New Mexico law requires county assessors to send the notices on or before April 1 each year. The NOV is not a tax bill; it is the document that sets the foundation for one. Each notice lists a parcel's ownership, legal description, applied exemptions, and assessed value calculated using 2025 market activity, with January 1, 2026, as the fixed taxable status date. What ends up on those lines determines what the county treasurer bills later in the year.

The math connecting assessed value to taxes is straightforward but easy to underestimate. Under New Mexico law, only one-third of a property's assessed value is subject to taxation. On a home assessed at $300,000, a figure close to the county median, the taxable base is $100,000 and the annual bill runs roughly $2,400. A $30,000 upward swing in assessed value adds $10,000 to that taxable base and approximately $240 to the annual bill, money that compounds year over year if a high valuation goes unchallenged.

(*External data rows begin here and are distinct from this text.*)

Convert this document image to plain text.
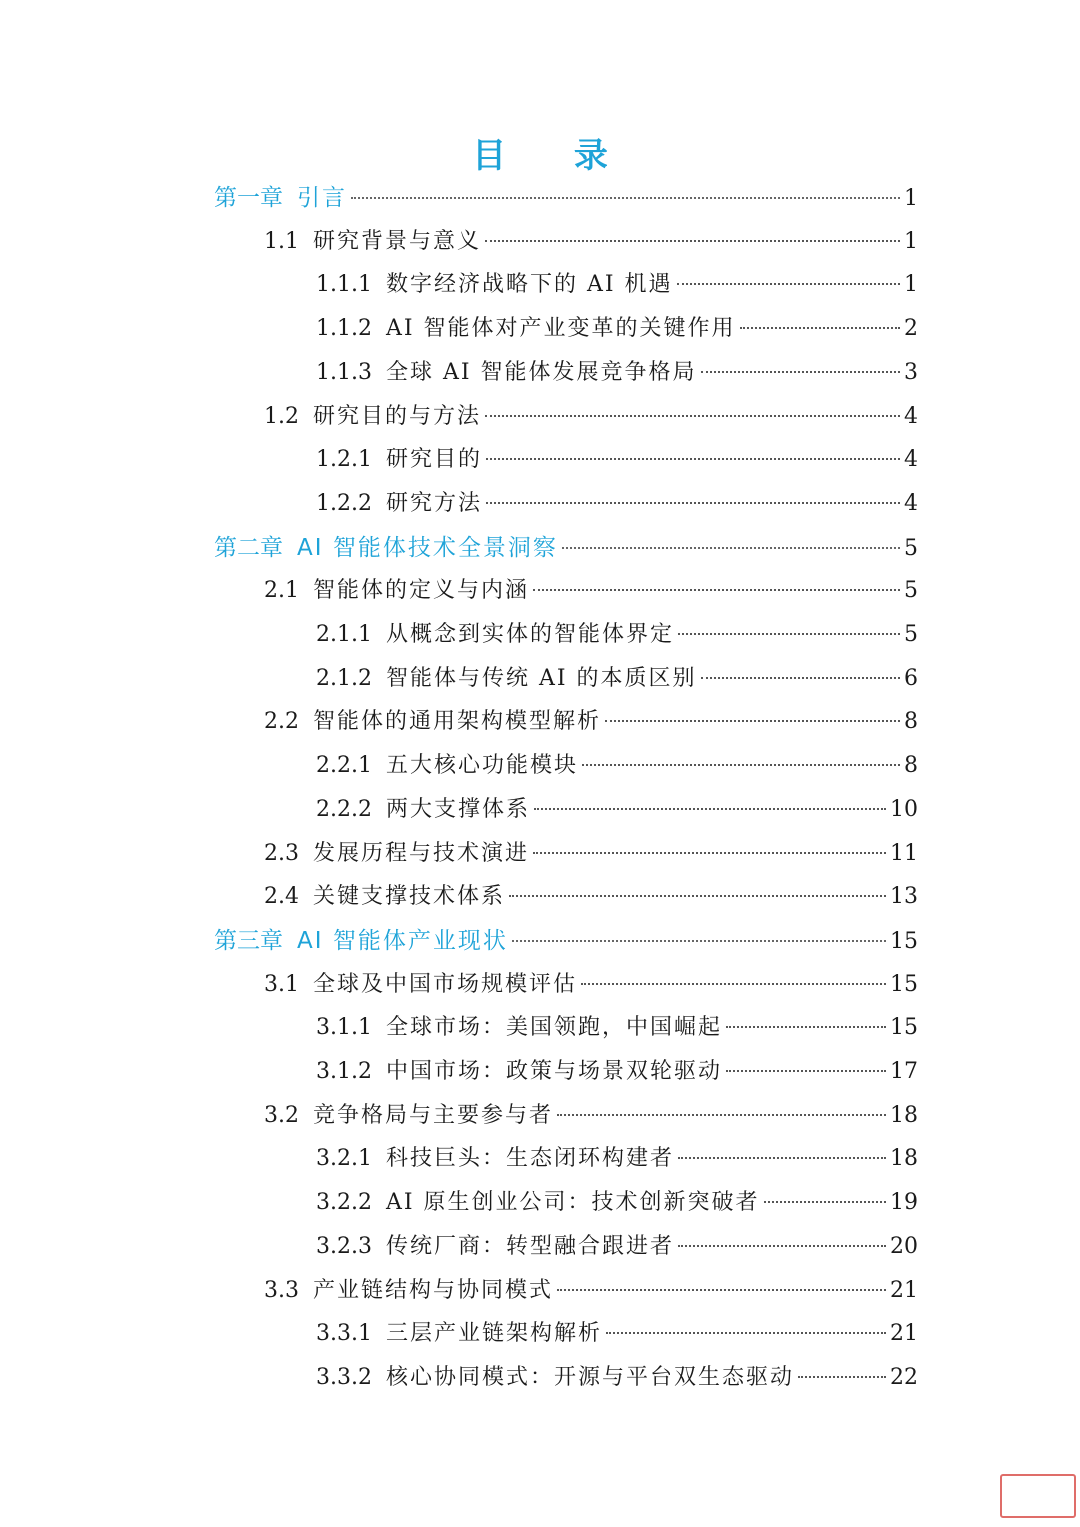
目 录
第一章 引言	1
1.1 研究背景与意义	1
1.1.1 数字经济战略下的 AI 机遇	1
1.1.2 AI 智能体对产业变革的关键作用	2
1.1.3 全球 AI 智能体发展竞争格局	3
1.2 研究目的与方法	4
1.2.1 研究目的	4
1.2.2 研究方法	4
第二章 AI 智能体技术全景洞察	5
2.1 智能体的定义与内涵	5
2.1.1 从概念到实体的智能体界定	5
2.1.2 智能体与传统 AI 的本质区别	6
2.2 智能体的通用架构模型解析	8
2.2.1 五大核心功能模块	8
2.2.2 两大支撑体系	10
2.3 发展历程与技术演进	11
2.4 关键支撑技术体系	13
第三章 AI 智能体产业现状	15
3.1 全球及中国市场规模评估	15
3.1.1 全球市场：美国领跑，中国崛起	15
3.1.2 中国市场：政策与场景双轮驱动	17
3.2 竞争格局与主要参与者	18
3.2.1 科技巨头：生态闭环构建者	18
3.2.2 AI 原生创业公司：技术创新突破者	19
3.2.3 传统厂商：转型融合跟进者	20
3.3 产业链结构与协同模式	21
3.3.1 三层产业链架构解析	21
3.3.2 核心协同模式：开源与平台双生态驱动	22
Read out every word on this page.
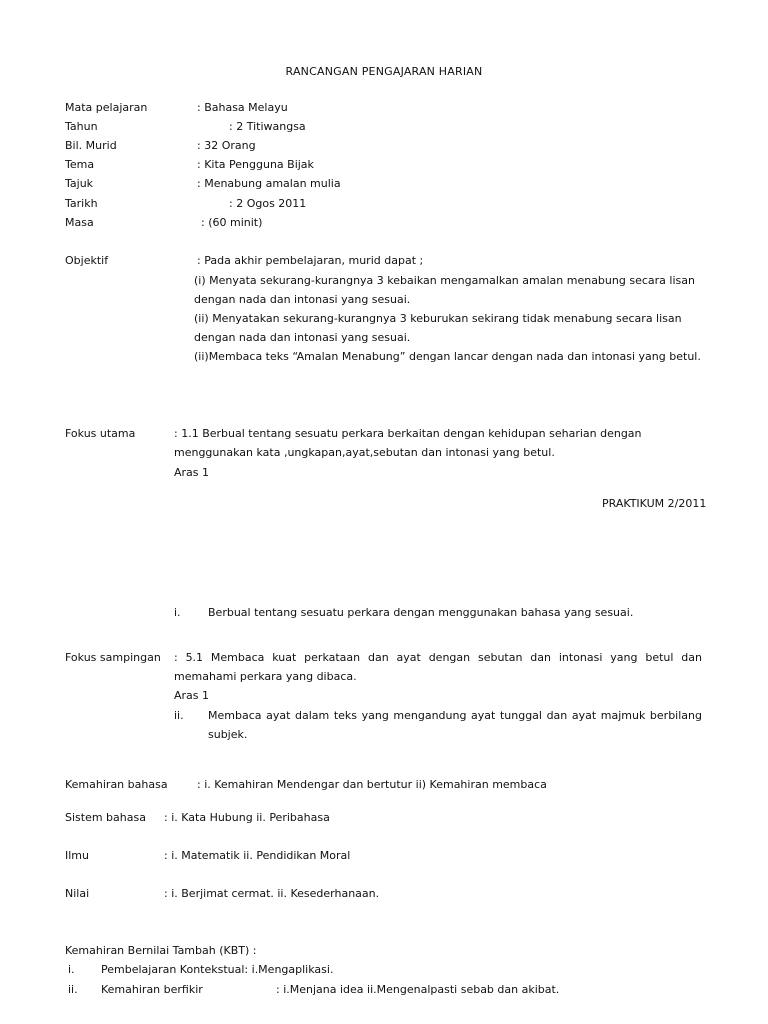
RANCANGAN PENGAJARAN HARIAN
Mata pelajaran	: Bahasa Melayu
Tahun	: 2 Titiwangsa
Bil. Murid	: 32 Orang
Tema	: Kita Pengguna Bijak
Tajuk	: Menabung amalan mulia
Tarikh	: 2 Ogos 2011
Masa	: (60 minit)
Objektif	: Pada akhir pembelajaran, murid dapat ;
(i) Menyata sekurang-kurangnya 3 kebaikan mengamalkan amalan menabung secara lisan
dengan nada dan intonasi yang sesuai.
(ii) Menyatakan sekurang-kurangnya 3 keburukan sekirang tidak menabung secara lisan
dengan nada dan intonasi yang sesuai.
(ii)Membaca teks “Amalan Menabung” dengan lancar dengan nada dan intonasi yang betul.
Fokus utama	: 1.1 Berbual tentang sesuatu perkara berkaitan dengan kehidupan seharian dengan
menggunakan kata ,ungkapan,ayat,sebutan dan intonasi yang betul.
Aras 1
PRAKTIKUM 2/2011
i. Berbual tentang sesuatu perkara dengan menggunakan bahasa yang sesuai.
Fokus sampingan : 5.1 Membaca kuat perkataan dan ayat dengan sebutan dan intonasi yang betul dan
memahami perkara yang dibaca.
Aras 1
ii. Membaca ayat dalam teks yang mengandung ayat tunggal dan ayat majmuk berbilang
subjek.
Kemahiran bahasa	: i. Kemahiran Mendengar dan bertutur ii) Kemahiran membaca
Sistem bahasa : i. Kata Hubung ii. Peribahasa
Ilmu	: i. Matematik ii. Pendidikan Moral
Nilai	: i. Berjimat cermat. ii. Kesederhanaan.
Kemahiran Bernilai Tambah (KBT) :
i. Pembelajaran Kontekstual: i.Mengaplikasi.
ii. Kemahiran berfikir	: i.Menjana idea ii.Mengenalpasti sebab dan akibat.
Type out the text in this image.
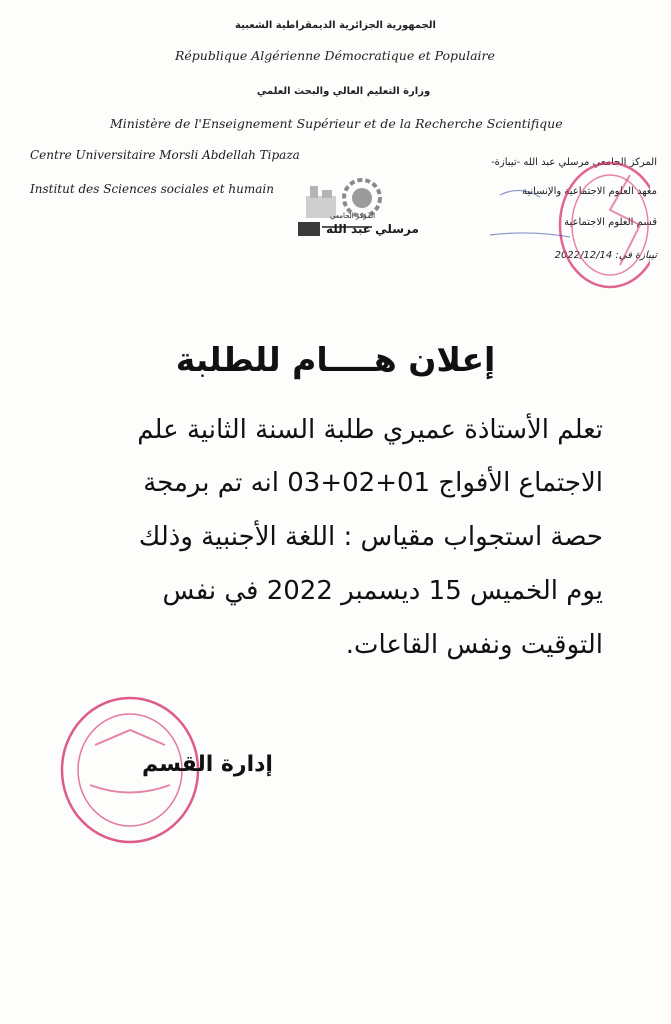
الجمهورية الجزائرية الديمقراطية الشعبية
République Algérienne Démocratique et Populaire
وزارة التعليم العالي والبحث العلمي
Ministère de l'Enseignement Supérieur et de la Recherche Scientifique
Centre Universitaire Morsli Abdellah Tipaza
Institut des Sciences sociales et humain
المركز الجامعي مرسلي عبد الله -تيبازة-
معهد العلوم الاجتماعية والإنسانية
قسم العلوم الاجتماعية
تيبازة في: 2022/12/14
المركز الجامعي
مرسلي عبد الله
إعلان هــــام للطلبة
تعلم الأستاذة عميري طلبة السنة الثانية علم
الاجتماع الأفواج 01+02+03 انه تم برمجة
حصة استجواب مقياس : اللغة الأجنبية وذلك
يوم الخميس 15 ديسمبر 2022 في نفس
التوقيت ونفس القاعات.
إدارة القسم
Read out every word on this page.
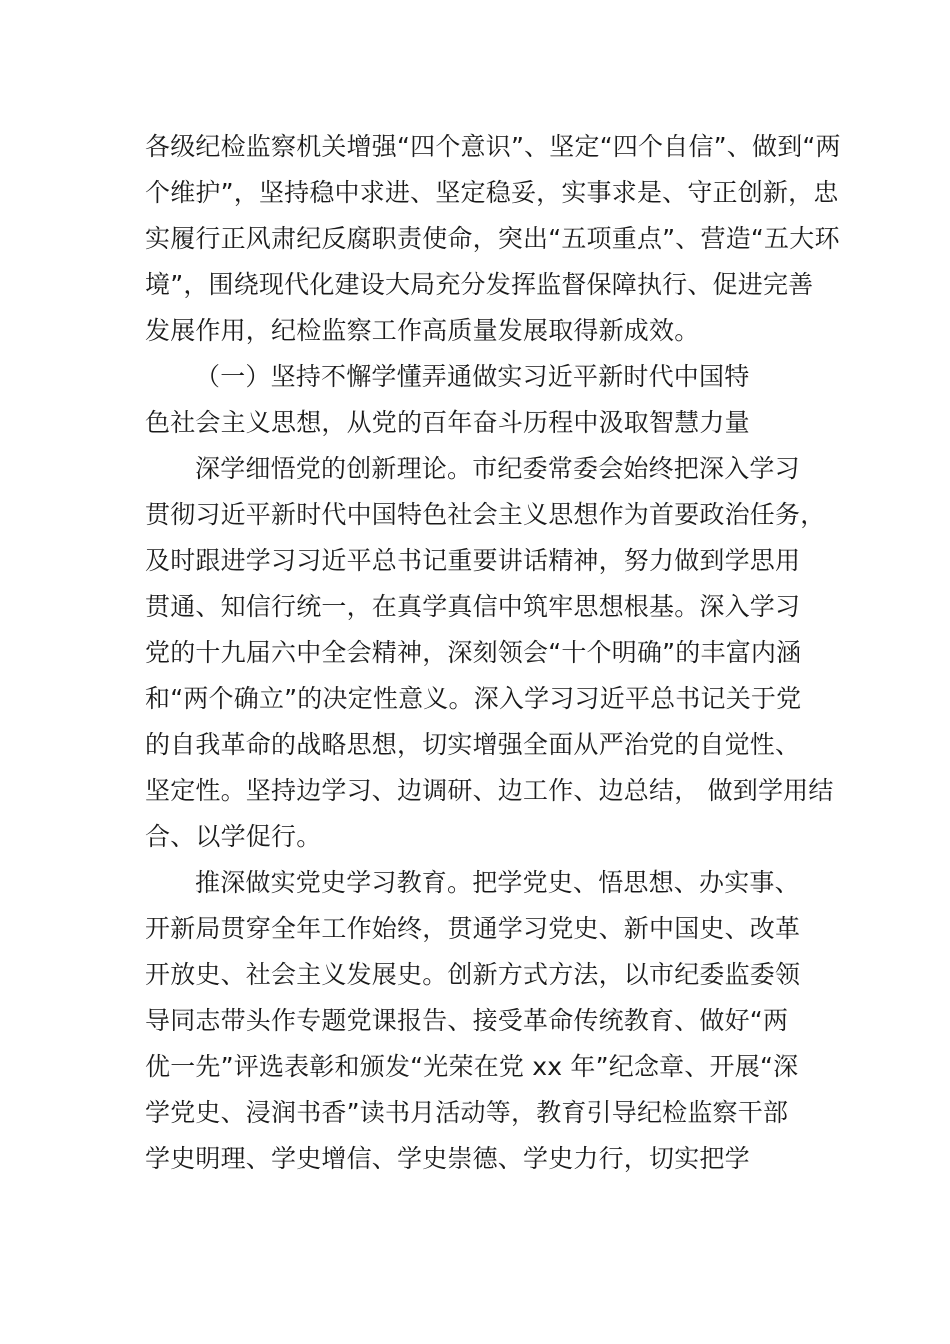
各级纪检监察机关增强“四个意识”、坚定“四个自信”、做到“两
个维护”，坚持稳中求进、坚定稳妥，实事求是、守正创新，忠
实履行正风肃纪反腐职责使命，突出“五项重点”、营造“五大环
境”，围绕现代化建设大局充分发挥监督保障执行、促进完善
发展作用，纪检监察工作高质量发展取得新成效。
（一）坚持不懈学懂弄通做实习近平新时代中国特
色社会主义思想，从党的百年奋斗历程中汲取智慧力量
深学细悟党的创新理论。市纪委常委会始终把深入学习
贯彻习近平新时代中国特色社会主义思想作为首要政治任务，
及时跟进学习习近平总书记重要讲话精神，努力做到学思用
贯通、知信行统一，在真学真信中筑牢思想根基。深入学习
党的十九届六中全会精神，深刻领会“十个明确”的丰富内涵
和“两个确立”的决定性意义。深入学习习近平总书记关于党
的自我革命的战略思想，切实增强全面从严治党的自觉性、
坚定性。坚持边学习、边调研、边工作、边总结， 做到学用结
合、以学促行。
推深做实党史学习教育。把学党史、悟思想、办实事、
开新局贯穿全年工作始终，贯通学习党史、新中国史、改革
开放史、社会主义发展史。创新方式方法，以市纪委监委领
导同志带头作专题党课报告、接受革命传统教育、做好“两
优一先”评选表彰和颁发“光荣在党 xx 年”纪念章、开展“深
学党史、浸润书香”读书月活动等，教育引导纪检监察干部
学史明理、学史增信、学史崇德、学史力行，切实把学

The first step this week is to log into EagleWeb, the Assessor's Office online property records portal, and verify that ownership, legal description, and any exemptions are correctly listed. Owners who qualify for credits tied to age 65 or older, disability, low income, or military veteran status should confirm those exemptions appear on the notice. An exemption that has been dropped in error can shift a tax bill by hundreds of dollars.

If the valuation looks off, the Assessor's Office at (505) 662-8030, or in person at the Municipal Building, is the right first call. Chandler's staff can fix clerical errors and may be able to resolve valuation concerns informally, bypassing the formal protest process altogether. For owners who need to go further, a written petition to the county assessor is due no later than April 30. Missing that deadline forfeits the right to challenge the current year's assessment. Any unresolved dispute after the petition stage moves to the First District Court in Santa Fe, a process owners must navigate without Assessor's Office assistance.

The e-Notices program through the Assessor's Office lets owners receive future notices electronically rather than by mail. Assessment history, tax data, and parcel details remain accessible through EagleWeb year-round.